OPENAI_API_KEY=... \
python3 .claude/skills/sora-2/scripts/sora_video_generate.py \
  --prompt "A brass astrolabe turns slowly on a captain's desk by lantern light." \
  --out-dir tmp/sora-clip --size 1280x720 --seconds 4

Create and download an image-guided clip:

OPENAI_API_KEY=... \
python3 .claude/skills/sora-2/scripts/sora_video_generate.py \
  --prompt "Animate this pixel-art pirate into a short run cycle while preserving the exact character style from the source image." \
  --image-file ./pirate-anchor-canvas-720x1280.png \
  --out-dir tmp/sora-clip --size 720x1280 --seconds 4

Useful flags:

--image-url https://...
--image-file ./local-reference.png
--poll-interval 10
--timeout 900
--no-wait
--no-download
--filename-prefix shot-01

The script calls POST /v1/videos, polls GET /v1/videos/{id}, and downloads the file from GET /v1/videos/{id}/content.

Anti-Patterns To Avoid

❌ Anti-pattern: prompting with cinematic synonyms instead of scene logic Why bad: the model gets atmosphere but weak action and continuity. Better: specify subject, environment, action, camera, duration, and exclusions.
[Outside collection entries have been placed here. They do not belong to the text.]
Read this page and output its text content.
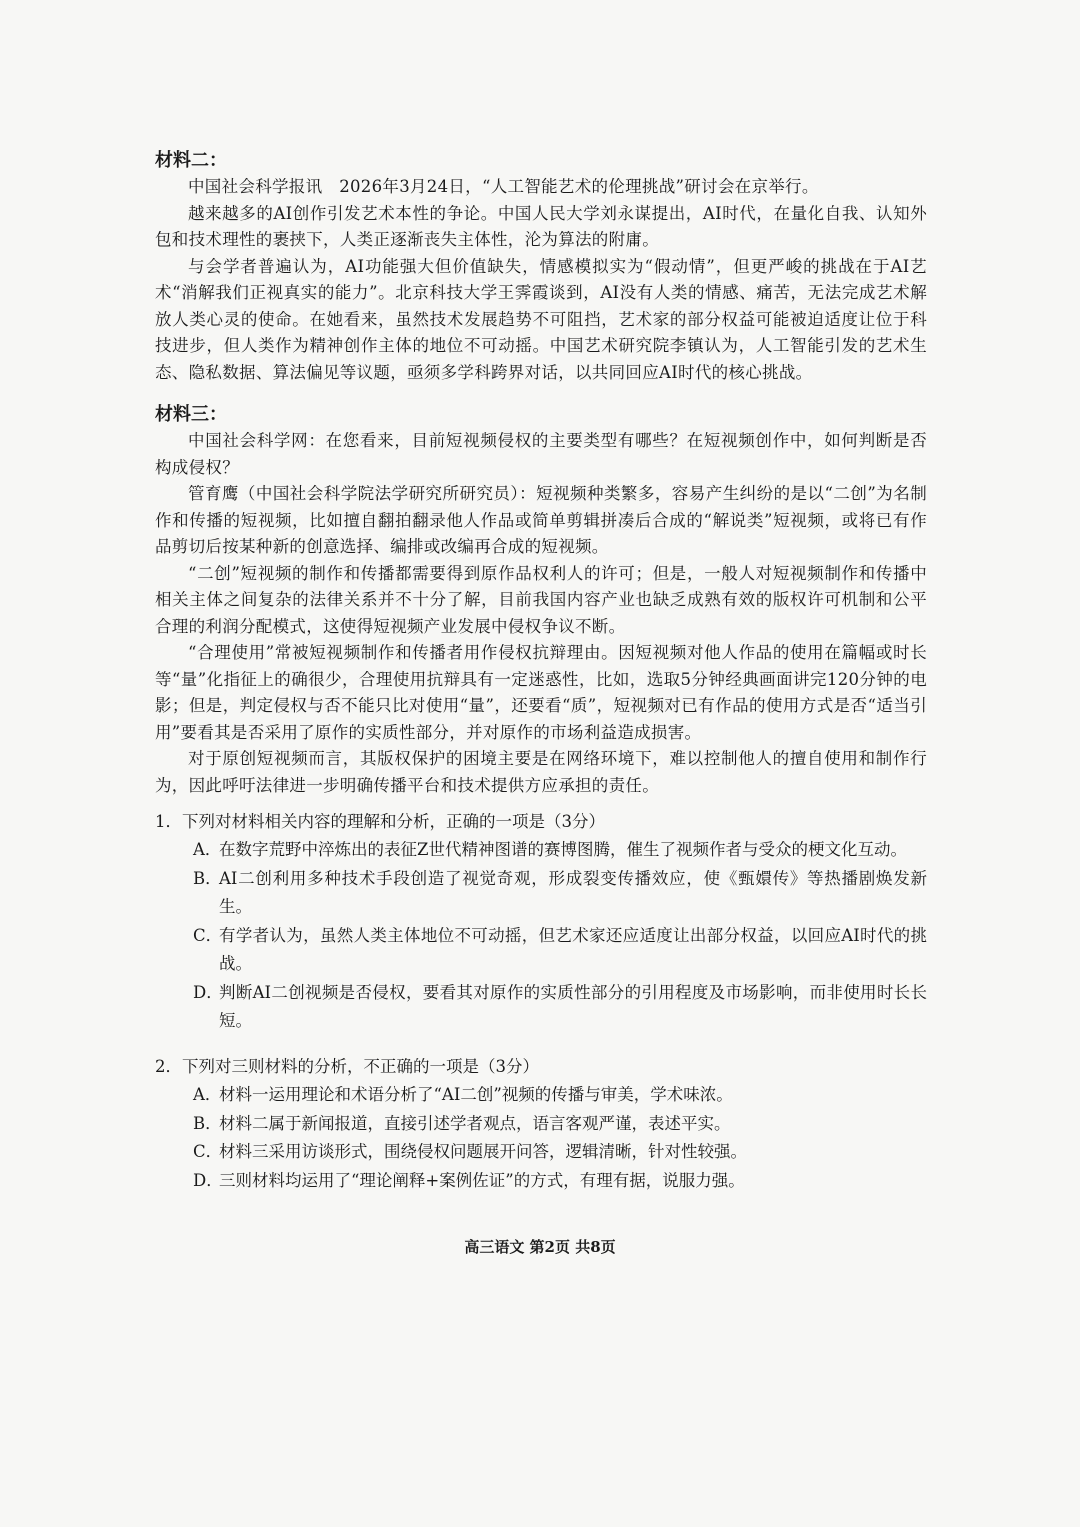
材料二：

中国社会科学报讯　2026年3月24日，“人工智能艺术的伦理挑战”研讨会在京举行。

越来越多的AI创作引发艺术本性的争论。中国人民大学刘永谋提出，AI时代，在量化自我、认知外包和技术理性的裹挟下，人类正逐渐丧失主体性，沦为算法的附庸。

与会学者普遍认为，AI功能强大但价值缺失，情感模拟实为“假动情”，但更严峻的挑战在于AI艺术“消解我们正视真实的能力”。北京科技大学王霁霞谈到，AI没有人类的情感、痛苦，无法完成艺术解放人类心灵的使命。在她看来，虽然技术发展趋势不可阻挡，艺术家的部分权益可能被迫适度让位于科技进步，但人类作为精神创作主体的地位不可动摇。中国艺术研究院李镇认为，人工智能引发的艺术生态、隐私数据、算法偏见等议题，亟须多学科跨界对话，以共同回应AI时代的核心挑战。

材料三：

中国社会科学网：在您看来，目前短视频侵权的主要类型有哪些？在短视频创作中，如何判断是否构成侵权？

管育鹰（中国社会科学院法学研究所研究员）：短视频种类繁多，容易产生纠纷的是以“二创”为名制作和传播的短视频，比如擅自翻拍翻录他人作品或简单剪辑拼凑后合成的“解说类”短视频，或将已有作品剪切后按某种新的创意选择、编排或改编再合成的短视频。

“二创”短视频的制作和传播都需要得到原作品权利人的许可；但是，一般人对短视频制作和传播中相关主体之间复杂的法律关系并不十分了解，目前我国内容产业也缺乏成熟有效的版权许可机制和公平合理的利润分配模式，这使得短视频产业发展中侵权争议不断。

“合理使用”常被短视频制作和传播者用作侵权抗辩理由。因短视频对他人作品的使用在篇幅或时长等“量”化指征上的确很少，合理使用抗辩具有一定迷惑性，比如，选取5分钟经典画面讲完120分钟的电影；但是，判定侵权与否不能只比对使用“量”，还要看“质”，短视频对已有作品的使用方式是否“适当引用”要看其是否采用了原作的实质性部分，并对原作的市场利益造成损害。

对于原创短视频而言，其版权保护的困境主要是在网络环境下，难以控制他人的擅自使用和制作行为，因此呼吁法律进一步明确传播平台和技术提供方应承担的责任。

1．下列对材料相关内容的理解和分析，正确的一项是（3分）

A．
在数字荒野中淬炼出的表征Z世代精神图谱的赛博图腾，催生了视频作者与受众的梗文化互动。
B．
AI二创利用多种技术手段创造了视觉奇观，形成裂变传播效应，使《甄嬛传》等热播剧焕发新生。
C．
有学者认为，虽然人类主体地位不可动摇，但艺术家还应适度让出部分权益，以回应AI时代的挑战。
D．
判断AI二创视频是否侵权，要看其对原作的实质性部分的引用程度及市场影响，而非使用时长长短。

2．下列对三则材料的分析，不正确的一项是（3分）

A．
材料一运用理论和术语分析了“AI二创”视频的传播与审美，学术味浓。
B．
材料二属于新闻报道，直接引述学者观点，语言客观严谨，表述平实。
C．
材料三采用访谈形式，围绕侵权问题展开问答，逻辑清晰，针对性较强。
D．
三则材料均运用了“理论阐释+案例佐证”的方式，有理有据，说服力强。
高三语文 第2页 共8页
❌ Anti-pattern: treating create response as final output Why bad: video generation is asynchronous. Better: poll until completion and download the finished file.

❌ Anti-pattern: under-specifying the camera Why bad: the clip may invent movement or framing that breaks the intent. Better: say whether the camera is locked, tracking, pushing in, or static.

❌ Anti-pattern: overloading one short clip with too many story beats Why bad: 5-20 second clips cannot carry a whole trailer worth of events cleanly. Better: focus each clip on one shot or a short, ordered beat sequence.

❌ Anti-pattern: vague image-guided edits Why bad: the model may drift identity, style, or composition. Better: say what the reference image contributes and what should remain unchanged.

❌ Anti-pattern: assuming still-image continuity transfers automatically Why bad: a clip can keep the scene idea while redesigning the subject. Better: treat identity preservation as an explicit requirement and don't assume the model will infer it from a loose reference.

❌ Anti-pattern: using a tiny sprite as the only identity signal on a huge canvas Why bad: the model gets too little information about the real character. Better: use a larger, size-matched reference canvas with enough padding for motion, but keep the subject prominent.

❌ Anti-pattern: shipping the raw Sora frames as the final game animation Why bad: the clip may contain repeated cycles, soft transitional poses, or drifting registration. Better: use Sora to generate motion reference, then normalize and curate a single runtime loop afterward.

Variation Guidance

IMPORTANT: Do not converge on one house-video pattern for every request.

Vary prompts by clip type: product demo, motion study, character shot, landscape plate, or cinematic concept.
Vary camera language by the brief: locked gameplay-style shot, handheld-feel motion, clean product orbit, or static portrait.
Vary prompt density based on the goal: sparse for exploratory motion tests, more specific for continuity-critical shots.
Prefer context-fit over ornamental "cinematic" wording.

References

API/model notes: references/openai-sora-2.md
Runnable generator: scripts/sora_video_generate.py
OpenAI Sora 2 prompting guide: https://developers.openai.com/cookbook/examples/sora/sora2_prompting_guide/
OpenAI Sora 2 model page: https://developers.openai.com/api/docs/models/sora-2

Remember

This skill should make video generation operational, not theoretical, and should enable real video jobs instead of hypothetical workflow talk.

Turn the request into a concrete shot, choose the duration and size intentionally, create the job, wait for completion, download the result, and report the real output path back to the user.